Justice Martin also said it would be interesting to gather empirical evidence to understand why this ratio is as it is.
“In particular, it would be interesting to know whether the high rate of resolution of cases by agreement between the parties is due to our provision of systems which encourage them to arrive at that consensus, or alternatively due to their emotional and financial exhaustion after participating in pre-trial processes. That information might assist in making decisions with respect to the most effective pre-trial processes to be engaged.”
Based on this, he argued that ‘alternative dispute resolution’ is a misnomer. Resolution of a dispute by agreement between the parties is not the ‘alternative’ it is the primary means by which disputes in our court are resolved.
From this, point, he said the current systems involve an undue focus on preparation for trial, given that only a small percentage of cases will actually go to trial.
“What is required are systems which better identify and discriminate between those cases that are most likely to go to trial, and those cases that are most likely to be resolved by some other means.”
That requires sensitive and subjective case management systems.

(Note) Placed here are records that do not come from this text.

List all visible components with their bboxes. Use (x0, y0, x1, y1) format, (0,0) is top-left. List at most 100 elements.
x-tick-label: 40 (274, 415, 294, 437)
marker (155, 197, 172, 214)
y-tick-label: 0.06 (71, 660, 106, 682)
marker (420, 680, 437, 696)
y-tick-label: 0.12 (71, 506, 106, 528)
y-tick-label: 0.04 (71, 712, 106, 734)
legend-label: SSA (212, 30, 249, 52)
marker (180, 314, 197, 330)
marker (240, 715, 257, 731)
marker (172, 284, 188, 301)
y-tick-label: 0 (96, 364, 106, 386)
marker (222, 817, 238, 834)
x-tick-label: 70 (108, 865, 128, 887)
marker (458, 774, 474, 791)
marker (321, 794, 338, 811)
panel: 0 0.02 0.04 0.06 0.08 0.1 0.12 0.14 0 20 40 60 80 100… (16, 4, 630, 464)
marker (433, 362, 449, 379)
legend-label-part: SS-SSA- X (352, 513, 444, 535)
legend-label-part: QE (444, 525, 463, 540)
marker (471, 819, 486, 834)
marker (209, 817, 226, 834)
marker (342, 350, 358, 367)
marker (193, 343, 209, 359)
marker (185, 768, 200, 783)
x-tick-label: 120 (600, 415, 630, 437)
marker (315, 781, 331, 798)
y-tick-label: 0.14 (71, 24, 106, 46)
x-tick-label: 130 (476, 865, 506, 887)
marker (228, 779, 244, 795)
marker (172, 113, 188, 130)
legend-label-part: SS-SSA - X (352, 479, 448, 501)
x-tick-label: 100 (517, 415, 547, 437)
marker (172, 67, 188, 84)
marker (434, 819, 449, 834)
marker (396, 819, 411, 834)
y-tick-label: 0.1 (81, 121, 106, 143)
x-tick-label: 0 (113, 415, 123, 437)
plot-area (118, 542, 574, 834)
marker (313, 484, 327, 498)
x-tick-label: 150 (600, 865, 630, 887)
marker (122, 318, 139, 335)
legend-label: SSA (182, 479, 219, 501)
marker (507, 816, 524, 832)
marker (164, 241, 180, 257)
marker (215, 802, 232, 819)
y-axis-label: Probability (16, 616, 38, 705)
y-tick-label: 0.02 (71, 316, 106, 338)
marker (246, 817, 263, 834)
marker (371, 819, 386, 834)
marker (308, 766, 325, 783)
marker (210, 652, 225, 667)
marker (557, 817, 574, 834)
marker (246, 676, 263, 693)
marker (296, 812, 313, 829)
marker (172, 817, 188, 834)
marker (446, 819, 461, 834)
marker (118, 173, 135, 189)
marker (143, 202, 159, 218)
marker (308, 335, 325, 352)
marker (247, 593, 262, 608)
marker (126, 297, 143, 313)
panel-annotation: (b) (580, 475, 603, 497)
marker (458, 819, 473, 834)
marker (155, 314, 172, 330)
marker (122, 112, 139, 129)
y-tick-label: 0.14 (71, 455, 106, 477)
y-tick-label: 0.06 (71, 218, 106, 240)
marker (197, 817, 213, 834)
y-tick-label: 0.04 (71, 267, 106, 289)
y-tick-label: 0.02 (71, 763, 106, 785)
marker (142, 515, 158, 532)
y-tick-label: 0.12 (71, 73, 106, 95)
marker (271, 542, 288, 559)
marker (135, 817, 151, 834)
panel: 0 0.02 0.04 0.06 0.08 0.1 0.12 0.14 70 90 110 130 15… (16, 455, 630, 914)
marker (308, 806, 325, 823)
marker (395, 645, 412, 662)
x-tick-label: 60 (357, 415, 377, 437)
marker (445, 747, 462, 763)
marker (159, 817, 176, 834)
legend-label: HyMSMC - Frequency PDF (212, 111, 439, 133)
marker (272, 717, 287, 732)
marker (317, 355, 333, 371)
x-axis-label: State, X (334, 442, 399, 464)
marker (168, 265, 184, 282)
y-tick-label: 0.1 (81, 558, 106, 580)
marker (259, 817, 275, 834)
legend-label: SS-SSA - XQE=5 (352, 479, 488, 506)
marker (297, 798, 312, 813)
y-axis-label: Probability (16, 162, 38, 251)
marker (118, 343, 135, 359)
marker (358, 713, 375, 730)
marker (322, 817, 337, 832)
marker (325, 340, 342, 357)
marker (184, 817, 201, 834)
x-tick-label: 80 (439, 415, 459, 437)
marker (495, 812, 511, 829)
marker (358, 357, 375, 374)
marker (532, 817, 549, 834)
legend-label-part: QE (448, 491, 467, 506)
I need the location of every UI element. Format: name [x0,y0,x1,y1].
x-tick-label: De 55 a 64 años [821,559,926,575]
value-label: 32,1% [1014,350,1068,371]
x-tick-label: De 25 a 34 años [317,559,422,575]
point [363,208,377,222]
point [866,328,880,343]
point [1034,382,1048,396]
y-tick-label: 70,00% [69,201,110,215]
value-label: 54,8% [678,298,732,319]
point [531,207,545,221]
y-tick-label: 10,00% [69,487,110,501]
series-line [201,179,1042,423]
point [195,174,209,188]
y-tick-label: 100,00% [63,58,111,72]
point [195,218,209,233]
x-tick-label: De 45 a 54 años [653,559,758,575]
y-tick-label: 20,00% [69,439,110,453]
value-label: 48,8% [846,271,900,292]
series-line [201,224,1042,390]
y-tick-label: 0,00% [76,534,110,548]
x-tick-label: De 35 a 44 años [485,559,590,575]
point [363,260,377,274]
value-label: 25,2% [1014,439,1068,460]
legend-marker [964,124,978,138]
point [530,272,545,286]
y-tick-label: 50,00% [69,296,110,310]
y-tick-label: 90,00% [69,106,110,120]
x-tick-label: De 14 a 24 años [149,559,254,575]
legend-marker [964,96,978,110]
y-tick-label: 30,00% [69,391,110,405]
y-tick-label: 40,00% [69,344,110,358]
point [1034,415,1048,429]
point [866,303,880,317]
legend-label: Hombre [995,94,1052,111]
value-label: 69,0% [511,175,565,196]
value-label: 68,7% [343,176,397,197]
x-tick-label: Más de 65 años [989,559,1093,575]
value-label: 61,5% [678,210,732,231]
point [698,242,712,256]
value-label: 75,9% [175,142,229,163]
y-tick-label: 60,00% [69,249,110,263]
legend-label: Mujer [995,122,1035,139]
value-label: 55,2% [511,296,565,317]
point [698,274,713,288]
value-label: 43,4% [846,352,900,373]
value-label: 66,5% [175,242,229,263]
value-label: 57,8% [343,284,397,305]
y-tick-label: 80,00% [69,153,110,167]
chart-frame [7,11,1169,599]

Unless those systems are effective to identify and discriminate between cases, there will be a misallocation of the resources not only of the court, but also of the parties, in preparing for a trial that will never occur.
Also of note, was His Honour’s finding that cases within the WA Supreme Court referred to mediation “often as early as the closure of pleadings, sometimes even earlier than that”, had a chance of a successful outcome almost identical to the rate of successful resolutions at mediations conducted as the last step before a trial.
“Based on anecdotal evidence, it seems that one of the impediments to settlement at a mediation which is conducted just before a trial is the substantial costs which the parties have invested in preparation for their trial ...
"When a mediation is conducted early in the process, those costs have not been incurred, and experienced litigants will be aware of the scale of costs they are likely to incur between that early mediation and commencing their trial. Those potential savings can be injected into the settlement process.”